Inside, I was carrying fear, grief, and exhaustion…all emotions you’d expect while caring for your terminally ill parent.

But I carried it…

In Silence.

If you’ve been the “reliable one,” you know this:

  • You’re the steady hand.

  • The safe pair of shoulders.

  • The one everyone trusts to hold it together.

And because you look like you’ve got it handled, people stop checking in.

They don’t mean to leave you out.

But the absence of “How are you doing?” can feel like a hollow kind of loneliness.

Why This Hurts More Than We Realize

  • You become invisible — they see your role, not your humanity.

  • Your grief goes underground — without space to express it, it stays tucked away.

  • It reinforces the “strong one” cycle — the less you share, the more they assume you’re fine.

This cycle can make you believe you should handle it all.

And that needing care is weakness.

It’s not.

Once you give yourself permission to be cared for too, the weight starts to shift.
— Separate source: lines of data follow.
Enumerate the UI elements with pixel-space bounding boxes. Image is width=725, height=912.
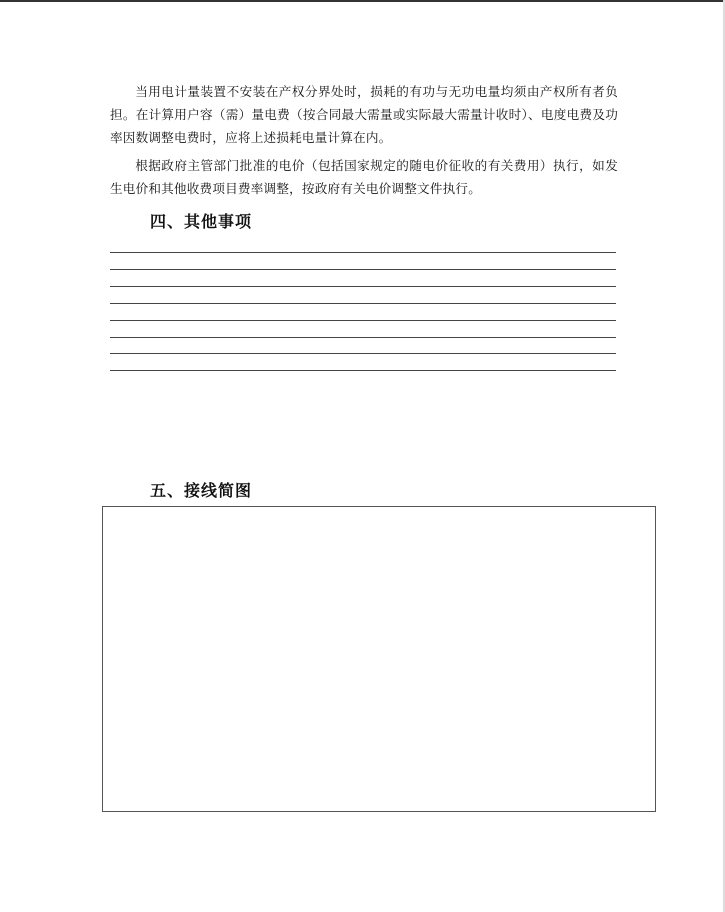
paragraph-line-loss: 当用电计量装置不安装在产权分界处时，损耗的有功与无功电量均须由产权所有者负担。在计算用户容（需）量电费（按合同最大需量或实际最大需量计收时）、电度电费及功率因数调整电费时，应将上述损耗电量计算在内。 [110, 84, 618, 145]
blank-writing-line [110, 320, 616, 321]
blank-writing-line [110, 337, 616, 338]
blank-writing-line [110, 370, 616, 371]
blank-writing-line [110, 269, 616, 270]
wiring-diagram-box[interactable] [102, 506, 656, 812]
section-heading-other-matters: 四、其他事项 [150, 212, 253, 231]
page-top-border [0, 0, 725, 2]
blank-writing-line [110, 303, 616, 304]
section-heading-wiring-diagram: 五、接线简图 [150, 481, 253, 500]
blank-writing-line [110, 353, 616, 354]
blank-writing-line [110, 252, 616, 253]
paragraph-electricity-price: 根据政府主管部门批准的电价（包括国家规定的随电价征收的有关费用）执行，如发生电价和其他收费项目费率调整，按政府有关电价调整文件执行。 [110, 158, 618, 196]
other-matters-writing-area[interactable] [110, 252, 616, 392]
blank-writing-line [110, 286, 616, 287]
How to Keep From Disappearing in the Role

  1. Name what you need. Pick one safe person and tell them you’d like someone to check in on you.
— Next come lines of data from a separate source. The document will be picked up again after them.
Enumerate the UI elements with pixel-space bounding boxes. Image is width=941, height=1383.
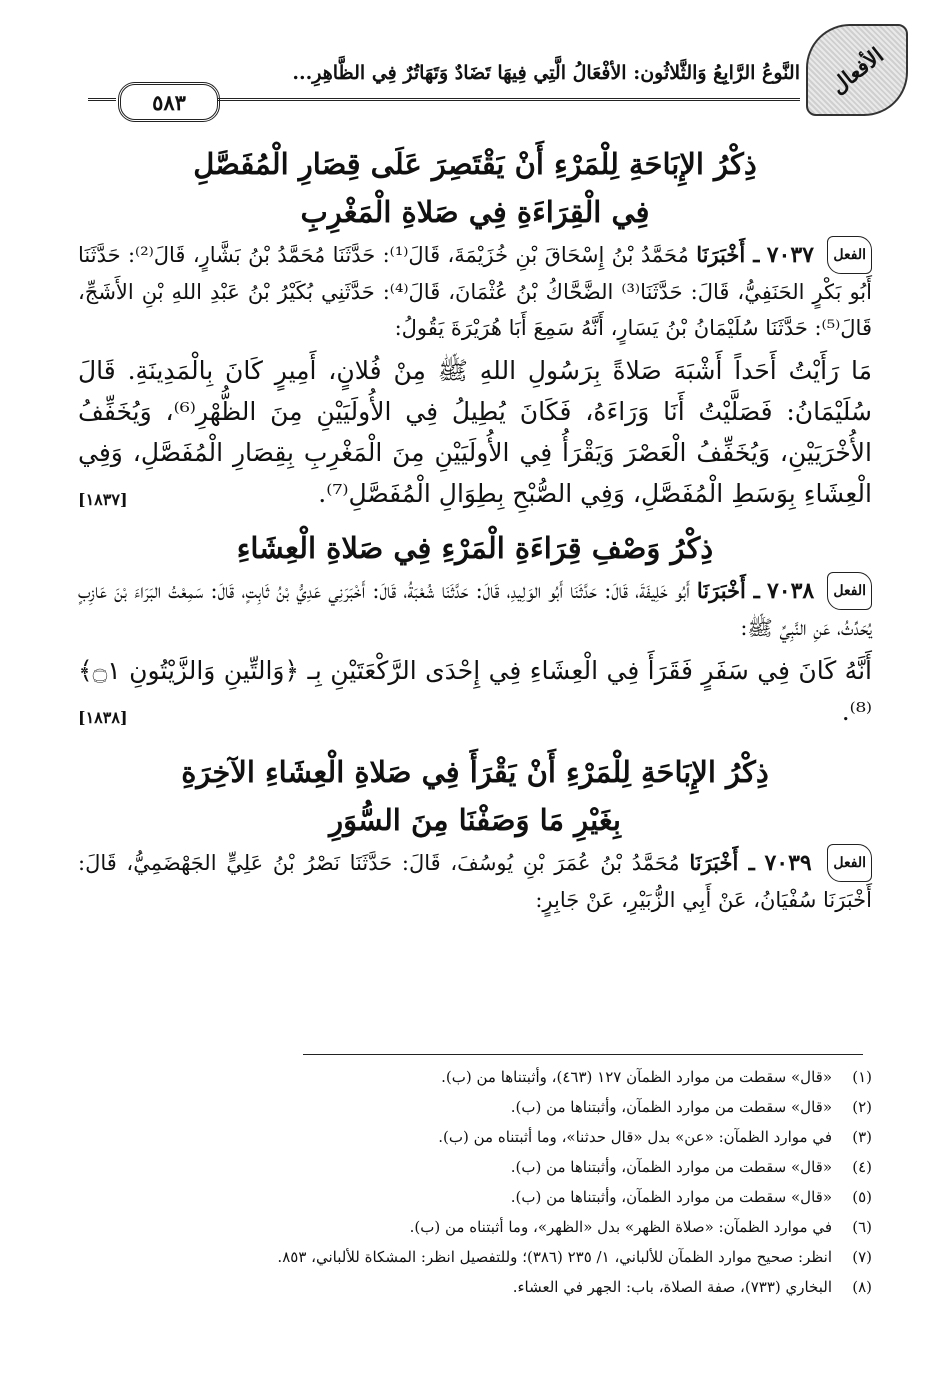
footnote-number: (٤)	[852, 1158, 872, 1176]
section-badge	[806, 24, 908, 116]
section-heading-line: ذِكْرُ الإِبَاحَةِ لِلْمَرْءِ أَنْ يَقْتَصِرَ عَلَى قِصَارِ الْمُفَصَّلِ	[193, 147, 757, 181]
section-heading-line: فِي الْقِرَاءَةِ فِي صَلاةِ الْمَغْرِبِ	[300, 195, 650, 229]
footnote-text: «قال» سقطت من موارد الظمآن، وأثبتناها من (ب).	[510, 1188, 832, 1206]
hadith-label: الفعل	[827, 236, 872, 274]
isnad-text: مُحَمَّدُ بْنُ عُمَرَ بْنِ يُوسُفَ، قَالَ: حَدَّثَنَا نَصْرُ بْنُ عَلِيٍّ الجَهْضَمِيُّ، قَالَ: أَخْبَرَنَا سُفْيَانُ، عَنْ أَبِي الزُّبَيْرِ، عَنْ جَابِرٍ:	[78, 851, 872, 912]
footnote-text: «قال» سقطت من موارد الظمآن ١٢٧ (٤٦٣)، وأثبتناها من (ب).	[441, 1068, 832, 1086]
footnote-number: (٨)	[852, 1278, 872, 1296]
footnote	[78, 1272, 872, 1302]
footnotes	[78, 1062, 872, 1302]
footnote-number: (٧)	[852, 1248, 872, 1266]
page-number: ٥٨٣	[118, 82, 220, 122]
header-rule-left	[88, 98, 116, 101]
hadith-opening: أَخْبَرَنَا	[696, 578, 746, 603]
footnote-number: (٦)	[852, 1218, 872, 1236]
footnote	[78, 1242, 872, 1272]
footnote	[78, 1152, 872, 1182]
hadith-isnad: الفعل ٧٠٣٩ ـ أَخْبَرَنَا مُحَمَّدُ بْنُ عُمَرَ بْنِ يُوسُفَ، قَالَ: حَدَّثَنَا نَصْرُ بْنُ عَلِيٍّ الجَهْضَمِيُّ، قَالَ: أَخْبَرَنَا سُفْيَانُ، عَنْ أَبِي الزُّبَيْرِ، عَنْ جَابِرٍ:	[78, 844, 872, 918]
hadith-matn	[78, 650, 872, 732]
footnote	[78, 1122, 872, 1152]
running-title: النَّوعُ الرَّابِعُ وَالثَّلاثُون: الأفْعَالُ الَّتِي فِيهَا تَضَادٌ وَتَهَاتُرٌ فِي الظَّاهِرِ...	[292, 62, 800, 84]
page-body	[78, 140, 872, 918]
footnote-number: (١)	[852, 1068, 872, 1086]
hadith-isnad: الفعل ٧٠٣٨ ـ أَخْبَرَنَا أَبُو خَلِيفَةَ، قَالَ: حَدَّثَنَا أَبُو الوَلِيدِ، قَالَ: حَدَّثَنَا شُعْبَةُ، قَالَ: أَخْبَرَنِي عَدِيُّ بْنُ ثَابِتٍ، قَالَ: سَمِعْتُ البَرَاءَ بْنَ عَازِبٍ يُحَدِّثُ، عَنِ النَّبِيِّ ﷺ:	[78, 572, 872, 646]
matn-text: مَا رَأَيْتُ أَحَداً أَشْبَهَ صَلاةً بِرَسُولِ اللهِ ﷺ مِنْ فُلانٍ، أَمِيرٍ كَانَ بِالْمَدِينَةِ. قَالَ سُلَيْمَانُ: فَصَلَّيْتُ أَنَا وَرَاءَهُ، فَكَانَ يُطِيلُ فِي الأُولَيَيْنِ مِنَ الظُّهْرِ⁽⁶⁾، وَيُخَفِّفُ الأُخْرَيَيْنِ، وَيُخَفِّفُ الْعَصْرَ وَيَقْرَأُ فِي الأُولَيَيْنِ مِنَ الْمَغْرِبِ بِقِصَارِ الْمُفَصَّلِ، وَفِي الْعِشَاءِ بِوَسَطِ الْمُفَصَّلِ، وَفِي الصُّبْحِ بِطِوَالِ الْمُفَصَّلِ⁽⁷⁾.	[78, 356, 872, 508]
footnote	[78, 1182, 872, 1212]
reference-number: [١٨٣٨]	[78, 708, 128, 727]
reference-number: [١٨٣٧]	[78, 490, 128, 509]
page-header	[88, 14, 908, 114]
matn-text: أَنَّهُ كَانَ فِي سَفَرٍ فَقَرَأَ فِي الْعِشَاءِ فِي إِحْدَى الرَّكْعَتَيْنِ بِـ ﴿وَالتِّينِ وَالزَّيْتُونِ ۝١﴾⁽⁸⁾.	[78, 656, 872, 726]
footnote-number: (٥)	[852, 1188, 872, 1206]
hadith-number: ٧٠٣٩	[764, 850, 812, 876]
footnote-text: في موارد الظمآن: «صلاة الظهر» بدل «الظهر»، وما أثبتناه من (ب).	[409, 1218, 832, 1236]
section-heading-line: بِغَيْرِ مَا وَصَفْنَا مِنَ السُّوَرِ	[329, 803, 621, 837]
footnote	[78, 1092, 872, 1122]
header-rule	[218, 98, 800, 101]
footnote-text: «قال» سقطت من موارد الظمآن، وأثبتناها من (ب).	[510, 1158, 832, 1176]
hadith-number: ٧٠٣٨	[766, 578, 815, 604]
hadith-label: الفعل	[827, 572, 872, 610]
footnote-separator	[303, 1054, 863, 1055]
footnote	[78, 1062, 872, 1092]
hadith-opening: أَخْبَرَنَا	[689, 850, 739, 875]
section-heading-line: ذِكْرُ وَصْفِ قِرَاءَةِ الْمَرْءِ فِي صَلاةِ الْعِشَاءِ	[236, 531, 714, 565]
section-7038	[78, 524, 872, 732]
hadith-label: الفعل	[827, 844, 872, 882]
footnote-text: البخاري (٧٣٣)، صفة الصلاة، باب: الجهر في العشاء.	[512, 1278, 832, 1296]
section-7037	[78, 140, 872, 514]
footnote-number: (٣)	[852, 1128, 872, 1146]
footnote-text: «قال» سقطت من موارد الظمآن، وأثبتناها من (ب).	[510, 1098, 832, 1116]
isnad-text: أَبُو خَلِيفَةَ، قَالَ: حَدَّثَنَا أَبُو الوَلِيدِ، قَالَ: حَدَّثَنَا شُعْبَةُ، قَالَ: أَخْبَرَنِي عَدِيُّ بْنُ ثَابِتٍ، قَالَ: سَمِعْتُ البَرَاءَ بْنَ عَازِبٍ يُحَدِّثُ، عَنِ النَّبِيِّ ﷺ:	[78, 579, 872, 640]
footnote-number: (٢)	[852, 1098, 872, 1116]
isnad-text: مُحَمَّدُ بْنُ إِسْحَاقَ بْنِ خُزَيْمَةَ، قَالَ⁽¹⁾: حَدَّثَنَا مُحَمَّدُ بْنُ بَشَّارٍ، قَالَ⁽²⁾: حَدَّثَنَا أَبُو بَكْرٍ الحَنَفِيُّ، قَالَ: حَدَّثَنَا⁽³⁾ الضَّحَّاكُ بْنُ عُثْمَانَ، قَالَ⁽⁴⁾: حَدَّثَنِي بُكَيْرُ بْنُ عَبْدِ اللهِ بْنِ الأَشَجِّ، قَالَ⁽⁵⁾: حَدَّثَنَا سُلَيْمَانُ بْنُ يَسَارٍ، أَنَّهُ سَمِعَ أَبَا هُرَيْرَةَ يَقُولُ:	[78, 243, 872, 340]
hadith-number: ٧٠٣٧	[766, 242, 814, 268]
hadith-matn	[78, 350, 872, 514]
footnote-text: في موارد الظمآن: «عن» بدل «قال حدثنا»، وما أثبتناه من (ب).	[438, 1128, 832, 1146]
section-badge-label: الأفعال	[825, 41, 889, 99]
footnote-text: انظر: صحيح موارد الظمآن للألباني، ١/ ٢٣٥ (٣٨٦)؛ وللتفصيل انظر: المشكاة للألباني، ٨٥٣.	[277, 1248, 832, 1266]
section-7039	[78, 748, 872, 918]
section-heading-line: ذِكْرُ الإِبَاحَةِ لِلْمَرْءِ أَنْ يَقْرَأَ فِي صَلاةِ الْعِشَاءِ الآخِرَةِ	[181, 755, 769, 789]
hadith-isnad: الفعل ٧٠٣٧ ـ أَخْبَرَنَا مُحَمَّدُ بْنُ إِسْحَاقَ بْنِ خُزَيْمَةَ، قَالَ⁽¹⁾: حَدَّثَنَا مُحَمَّدُ بْنُ بَشَّارٍ، قَالَ⁽²⁾: حَدَّثَنَا أَبُو بَكْرٍ الحَنَفِيُّ، قَالَ: حَدَّثَنَا⁽³⁾ الضَّحَّاكُ بْنُ عُثْمَانَ، قَالَ⁽⁴⁾: حَدَّثَنِي بُكَيْرُ بْنُ عَبْدِ اللهِ بْنِ الأَشَجِّ، قَالَ⁽⁵⁾: حَدَّثَنَا سُلَيْمَانُ بْنُ يَسَارٍ، أَنَّهُ سَمِعَ أَبَا هُرَيْرَةَ يَقُولُ:	[78, 236, 872, 346]
footnote	[78, 1212, 872, 1242]
hadith-opening: أَخْبَرَنَا	[696, 242, 746, 267]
  2. Give honest answers. Skip “I’m fine” or. “We’re doing alright” if you’re not.

  3. Build a check-in circle. A small text thread, a weekly call, a couple of friends who truly understand.

  4. Find spaces where you don’t have to be the strong one. Support groups, therapy, or a friend who lets you unravel without judgment.

You deserve the same care and concern you give so freely.

Needing it doesn’t make you weak — it makes you real.

Weekly Resources

📘 Book Pick: The Unexpected Journey of Caring: The Transformation from Loved One to Caregiver — Donna Thomson & Zachary White
How caregiving changes you — and how to navigate that transformation without losing yourself.

📔🛠 Tool: CaringBridge
Share health updates privately with friends and family, so you don’t have to repeat the same story a dozen times — and create space for others to check in on you.

You may be the reliable one.

But you were never meant to carry it all alone.